By the way, I mentioned this was supposed to be a part time job. There was a reason for that. I have another part time job. The two of them started adding up to way more than the slightly over 40 hours per week I’d planned. And then there’s also this writing thing I do every other week for a website you may have heard of.
As Cher sang, “all my life I’ve been driven by perfection” and this clearly was not working out to be that. I was upset that I couldn’t seem to get everything done. Because, of course, I should have been able to.
I mean, why shouldn’t I be able to do three brand new jobs that I was still learning, plus find time to write? Not to even mention finding the time for eating, dishes, laundry; and praying and learning. What was wrong with me?
Of course, I wasn’t sleeping because worrying is so much more useful than sleep. (In case you are wondering, that was a joke. It isn’t.) On the upside, and it was only barely an upside, I did lose a few pounds.
The dream synagogue job’s cup was teetering. The second job’s cup, also a dream job in its way, and the writing cup, were still upright; but keeping them that way was adding to my crazy tired.
I’d always wondered why Administrators don’t attend the synagogue where they work. It turns out there is a really good reason for that. Everyone wants you to do something, or they want to to tell you something, related to your job, any time you’re in the building. No – correction – EVERY time you are in the building.
Including holy days. Including Shabbat.
So you end up losing the joy and the relaxation of Shabbat. You end up losing the ability to focus on the wonder of the High Holidays. You end up losing the quiet time you used to have to talk to G-d.
Not to mention losing your temper from time to time. And since you are officially staff, it just won’t do for you to look as annoyed as you often are. (Yeah, like that’s gonna work for a person whose every emotion shows on her face.) Synagogue dream cup swaying even more.

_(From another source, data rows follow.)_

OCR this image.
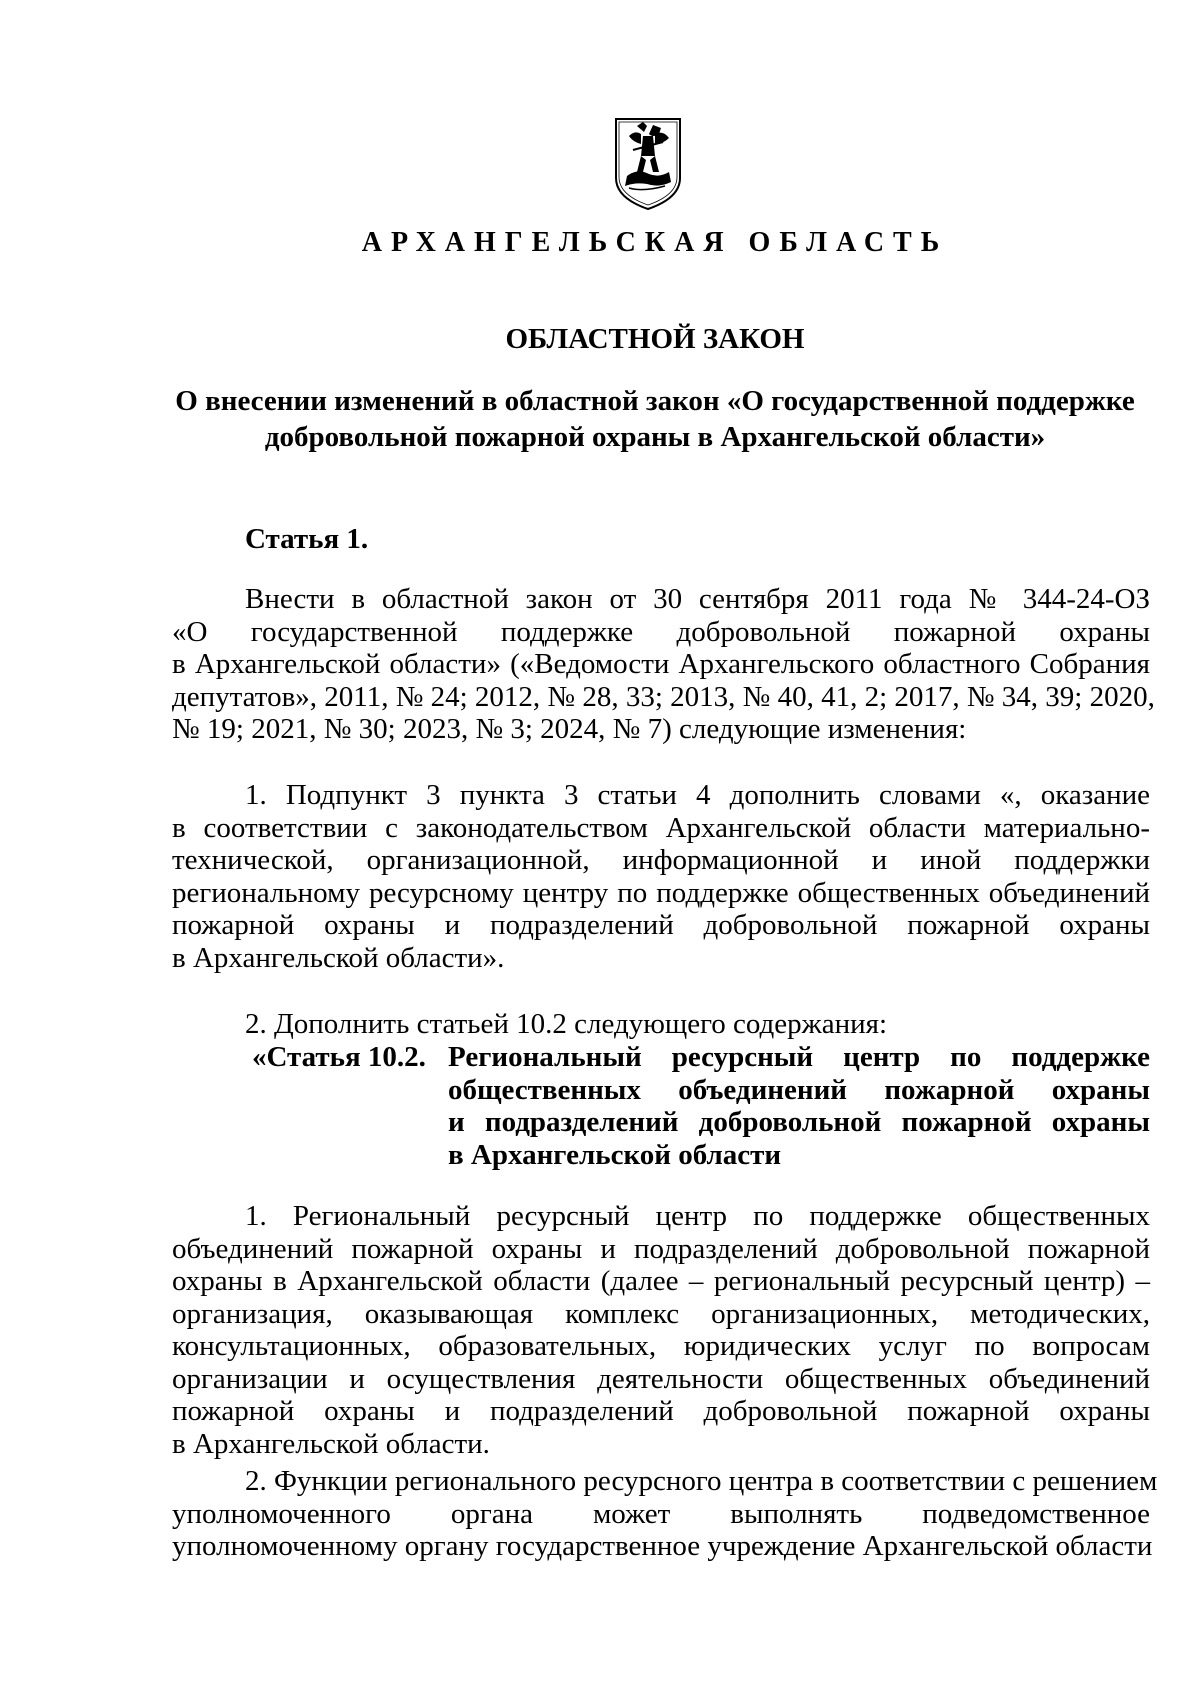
АРХАНГЕЛЬСКАЯ ОБЛАСТЬ
ОБЛАСТНОЙ ЗАКОН
О внесении изменений в областной закон «О государственной поддержке
добровольной пожарной охраны в Архангельской области»
Статья 1.
Внести в областной закон от 30 сентября 2011 года № 344-24-ОЗ
«О государственной поддержке добровольной пожарной охраны
в Архангельской области» («Ведомости Архангельского областного Собрания
депутатов», 2011, № 24; 2012, № 28, 33; 2013, № 40, 41, 2; 2017, № 34, 39; 2020,
№ 19; 2021, № 30; 2023, № 3; 2024, № 7) следующие изменения:
1. Подпункт 3 пункта 3 статьи 4 дополнить словами «, оказание
в соответствии с законодательством Архангельской области материально-
технической, организационной, информационной и иной поддержки
региональному ресурсному центру по поддержке общественных объединений
пожарной охраны и подразделений добровольной пожарной охраны
в Архангельской области».
2. Дополнить статьей 10.2 следующего содержания:
«Статья 10.2. Региональный ресурсный центр по поддержке
общественных объединений пожарной охраны
и подразделений добровольной пожарной охраны
в Архангельской области
1. Региональный ресурсный центр по поддержке общественных
объединений пожарной охраны и подразделений добровольной пожарной
охраны в Архангельской области (далее – региональный ресурсный центр) –
организация, оказывающая комплекс организационных, методических,
консультационных, образовательных, юридических услуг по вопросам
организации и осуществления деятельности общественных объединений
пожарной охраны и подразделений добровольной пожарной охраны
в Архангельской области.
2. Функции регионального ресурсного центра в соответствии с решением
уполномоченного органа может выполнять подведомственное
уполномоченному органу государственное учреждение Архангельской области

By the end of the High Holidays, I was wrestling pretty much full-time with whether I should quit the Administrator job, or stop coming to services. I didn’t see a way I could continue to do both. And I really wanted to continue to do both.
I didn’t consider quitting the other job because, simply put, it pays me more for more hours. I live in one of the most expensive areas in the country. Even I, who count on my fingers, could do the math.
And I didn’t consider quitting writing, because it isn’t something I can quit. More than what I do, it’s become who I am.
More of the non-useful, non-sleeping was going on. Rivki’s “so tired” was steadily increasing.
Then, of course, came Sukkot with its rain (did I mention I was a cat in another lifetime and I hate being wet?) and those blood thirsty little mosquito monsters. So now I was exhausted, in itchy pain, and an emotional mess.
Finally, finally… why did it feel like forever?… the High Holidays were over, and I was guiltily grateful.
I am still behind on my bookkeeping input, but a wonderful member of the congregation is not only helping me get caught up, but also helping me better understand why I’m doing what I’m doing. And since the amount of work has dropped off, I am moving slowly toward catching up. I’d been feeling swept away in a pile of papers and numbers, so I’m grateful for every little bit of progress… and help.
Besides that, most of the mosquito bites have cleared up.
Still I have walked a little ways up that hill. I am looking down at my cups at the bottom. I haven’t turned my back and walked completely away. But I can’t yet say I won’t.
Lessons learned? Be careful what you wish for. Not only might you get it. You might also find you’re in pain because, in trying to do too much, oops…you’ve dropped a sword in your foot And, you have no choice but to allow a whole lot of people to tromp all over your lovely (and necessary) introvert solitude.
I want Rivki to know how grateful I am that she wrote the wonderful, reasoned piece she did, giving me the space to whine about the mosquitoes in the sukkah and my possibly spilled cups of dreams.